第14話 純文学風「駆け込み需要に思ふ」。

文字数 1,489文字

3月末、テレビでは所謂「駆け込み需要」につひてのニウスが多かつたやうに思ふ。

ほんたふに、そんなに所謂「買いだめ」に奔走した庶民がたくさんいたのか、僕が周囲に尋ねたところでは大いに疑問なところではあるが、事実として、物流は滞り、店で使用している食材も指定通りに届かなかつたりしたのである。

しかし、物流に関しては、まづ、売り手側の企業が「増税前セエル」に多くの物品を必要としたのだらうし、企業としては、どこかひとつの企業がやれば便乗する外なくなつてしまふわけだし、本来的な意味で税収増を求むるならば、さうしたセエルを禁ずる法律をも、同時に整備しなければ、まつたくの片手落ちと言へるのではないだらうか。

セエルが活況を呈する程に、その反動も大きくなるのは、頗る頭の悪ひ僕にでも察しのつく事であり、セエルを仕掛けた企業は各々、それに対処しなければならないのである。

要するに、お祭り、と云へるやうな、みぢかい活況と、その後の長い不況、と云ふのが、この「駆け込み需要」の実相であらふ。

つまり、今の政権が今後も仕掛けてくるのは、かうした「お祭り経済」であつて、平穏無事を望む庶民の緩慢な消費行動に痺れを切らし、尻を叩いて、結果的には荒波に放り込み知らぬ顔、競争力に乏しい中小企業や、慎ましく暮らす一般庶民を疲弊させるだけの事である。

ならば、さりとて…、と、僕らは苦々しく拒絶すれば良いのであらふが、資本が蹂躙する世の中で、損な役回りと解つていても、生活して往くためにその倫理に渋々従わねばならぬひとたちが、この世の中の大多数を占めている以上、政権や大企業は「与し易し」と一顧だにせぬのである。

ひとつ煽つてやれば、国民などどうとでも出来る、とでも考えているのだらうか?

ここには「自由」と云はれる、捏造され、賛美され続けた言葉が、大きく関はつている。

まづ、「自由」は「不自由」がないと存在出来なひ。

誰もが「自由」は良いもの、「不自由」は悪いもの、と考えへる。

しかし、実はそこが「意図的にもてはやされた言葉」たる所以である。

例へば、「自己」は「他己」無しでは存在出来なひとする。

「自己」は必ずしも良くて、「他己」は必ずしも悪ひのだらふか?

かふした相反立法で役割がやけに明確な言葉程、ほんたふは、良からぬ意図を持つて押し付けられたものではないだらうか?

「生」と「死」すら、その善悪の役割は曖昧だ。

僕は、自分の母親が余りに不幸な目にばかり逢ひ、「死んだ方が楽だらふ」と、幾度も思つた。

「悪ひ生」、「良ひ死」。

もしくは、「良ひ苦しみ」、「悪ひ安楽」が、確かに存在するのである。

裏をかへせば、「自由」は必ずしも良ひわけではなく、また、「不自由」も必ずしも悪ひわけではなひ。

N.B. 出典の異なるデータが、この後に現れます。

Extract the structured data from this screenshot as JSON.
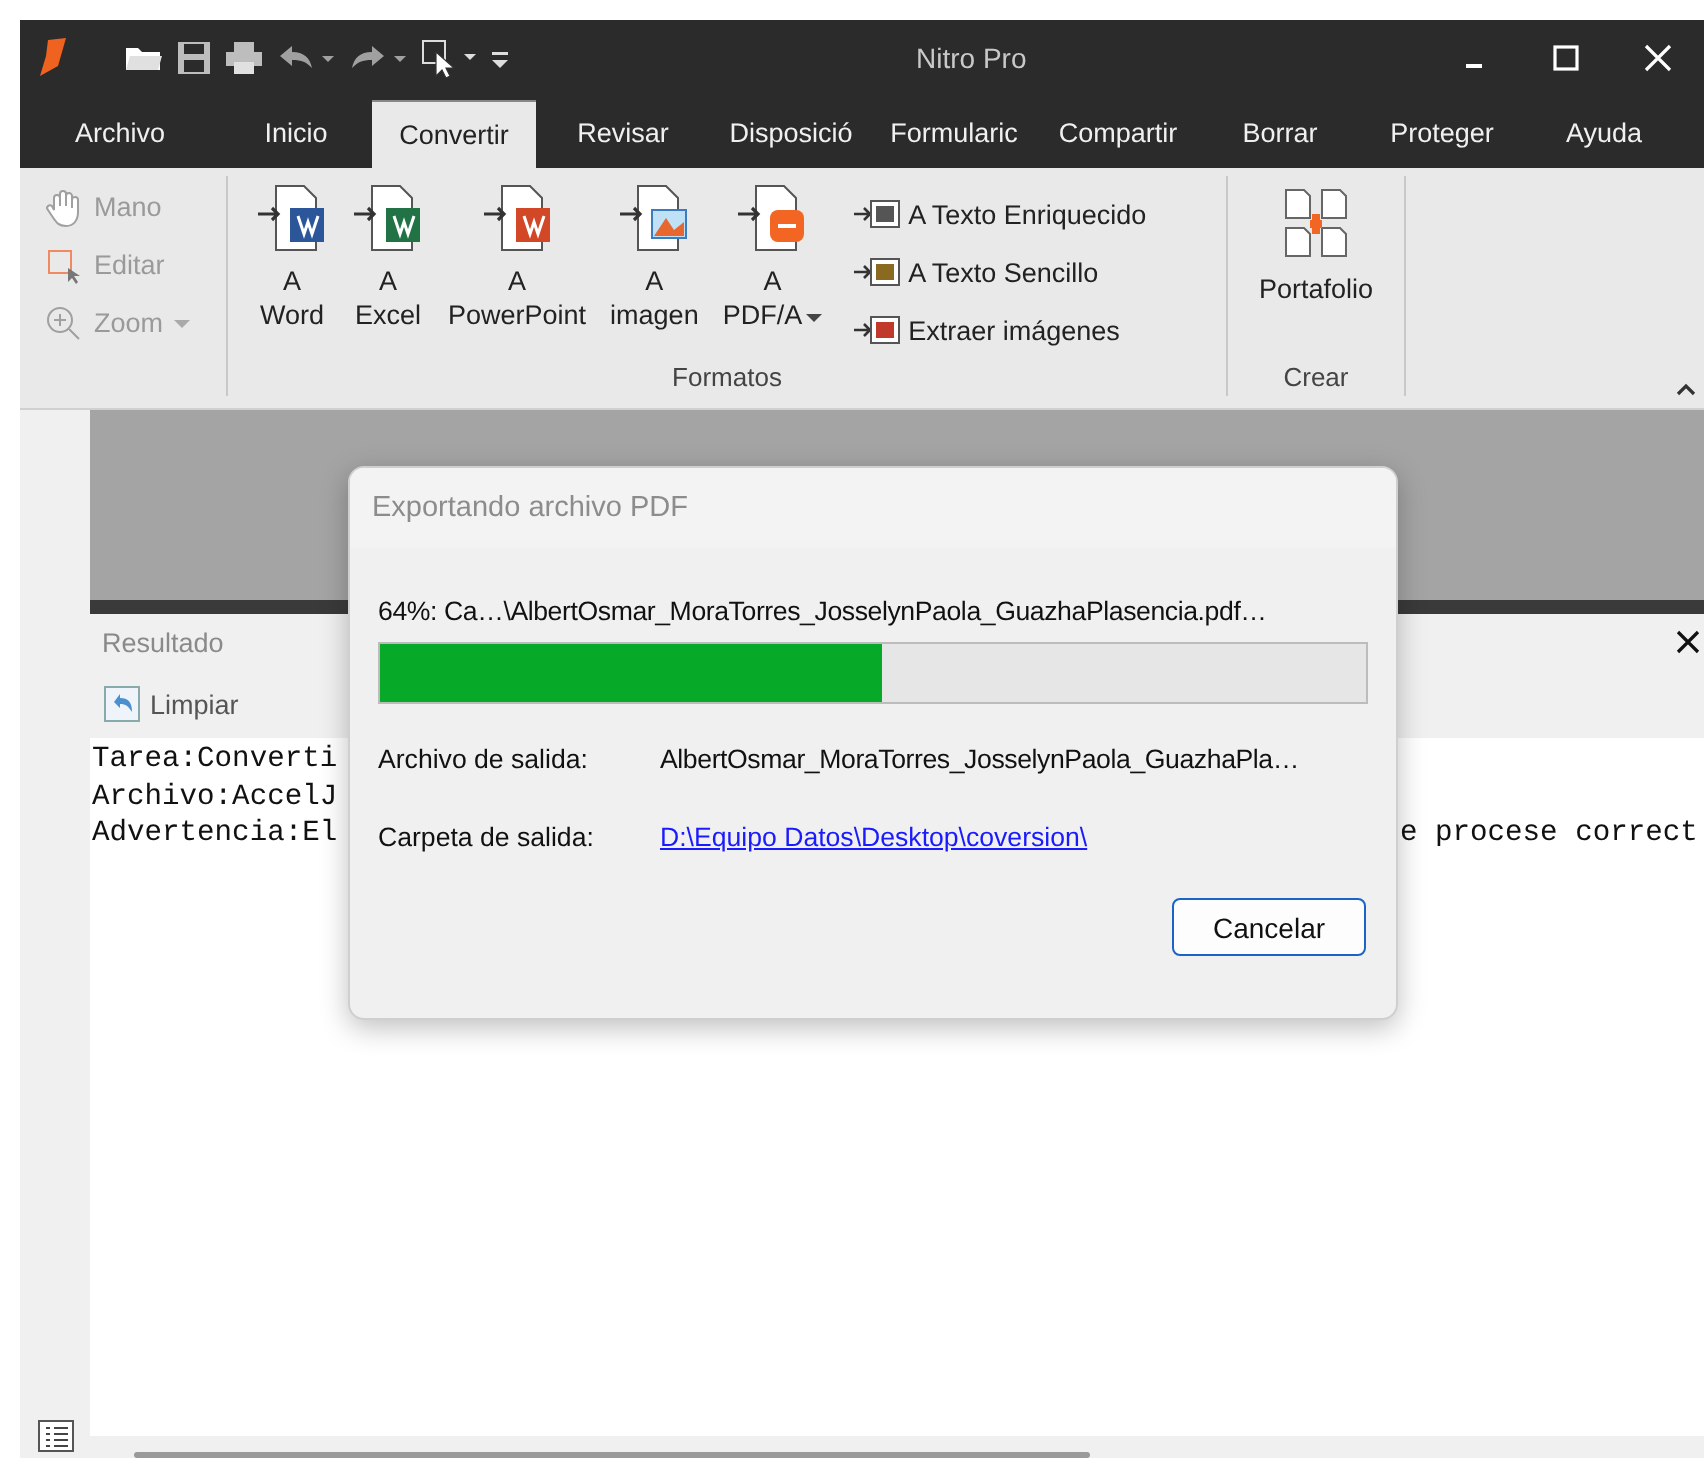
{
  "window": {
    "title": "Nitro Pro"
  },
  "tabs": [
    {
      "label": "Archivo",
      "selected": false
    },
    {
      "label": "Inicio",
      "selected": false
    },
    {
      "label": "Convertir",
      "selected": true
    },
    {
      "label": "Revisar",
      "selected": false
    },
    {
      "label": "Disposició",
      "selected": false
    },
    {
      "label": "Formularic",
      "selected": false
    },
    {
      "label": "Compartir",
      "selected": false
    },
    {
      "label": "Borrar",
      "selected": false
    },
    {
      "label": "Proteger",
      "selected": false
    },
    {
      "label": "Ayuda",
      "selected": false
    }
  ],
  "ribbon": {
    "tools": [
      {
        "kind": "hand",
        "label": "Mano",
        "disabled": true
      },
      {
        "kind": "edit",
        "label": "Editar",
        "disabled": true
      },
      {
        "kind": "zoom",
        "label": "Zoom",
        "disabled": true
      }
    ],
    "formatos": {
      "label": "Formatos",
      "buttons": [
        {
          "kind": "word",
          "lines": [
            "A",
            "Word"
          ],
          "dropdown": false
        },
        {
          "kind": "excel",
          "lines": [
            "A",
            "Excel"
          ],
          "dropdown": false
        },
        {
          "kind": "powerpoint",
          "lines": [
            "A",
            "PowerPoint"
          ],
          "dropdown": false
        },
        {
          "kind": "image",
          "lines": [
            "A",
            "imagen"
          ],
          "dropdown": false
        },
        {
          "kind": "pdfa",
          "lines": [
            "A",
            "PDF/A"
          ],
          "dropdown": true
        }
      ],
      "small_buttons": [
        {
          "kind": "rtf",
          "label": "A Texto Enriquecido"
        },
        {
          "kind": "txt",
          "label": "A Texto Sencillo"
        },
        {
          "kind": "extract",
          "label": "Extraer imágenes"
        }
      ]
    },
    "crear": {
      "label": "Crear",
      "button": "Portafolio"
    }
  },
  "results": {
    "title": "Resultado",
    "clear_button": "Limpiar",
    "log": [
      {
        "left": "Tarea:Converti"
      },
      {
        "left": "Archivo:AccelJ"
      },
      {
        "left": "Advertencia:El",
        "right": "e procese correct"
      }
    ]
  },
  "dialog": {
    "title": "Exportando archivo PDF",
    "progress_text": "64%: Ca…\\AlbertOsmar_MoraTorres_JosselynPaola_GuazhaPlasencia.pdf…",
    "progress": {
      "level": 0.51
    },
    "fields": [
      {
        "kind": "text",
        "label": "Archivo de salida:",
        "value": "AlbertOsmar_MoraTorres_JosselynPaola_GuazhaPla…"
      },
      {
        "kind": "link",
        "label": "Carpeta de salida:",
        "value": "D:\\Equipo Datos\\Desktop\\coversion\\"
      }
    ],
    "cancel_button": "Cancelar"
  }
}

さうであれば、「自由」「不自由」と云ふ言葉も結構である。

しかし、「絶対的」と言へる程に、「自由」礼賛のイメエジが醸成されている。

この「自由」と、尤も結びつけられてイメエジされるのが「金」であらふ。

「金」を「自由」に使ふ事が、即ち「自由」の安直なイメエジだと思ふ。

しかし、それは「消費の自由」であり、単なる消費行動の程度だと感じるのは僕だけであらふか。

僕が常々願ふ事は、自分も含めて、出来るだけ多くのひとたちが、生きてる間に同時に幸せを感じる事である。

「金」「自由」「幸福」。

その匙加減が、解を求むる方程式なのだ、と、思つてしまふと、暗い気持ちになり、生きる張り合ひすら失つてしまひさふなのです。

だから、今回の「駆け込み需要」と云ふお祭りには、いつさい関わらないつもりです。

仕入れ値は上がるでしやうが、便乗値上げなんて、もつてのほかです。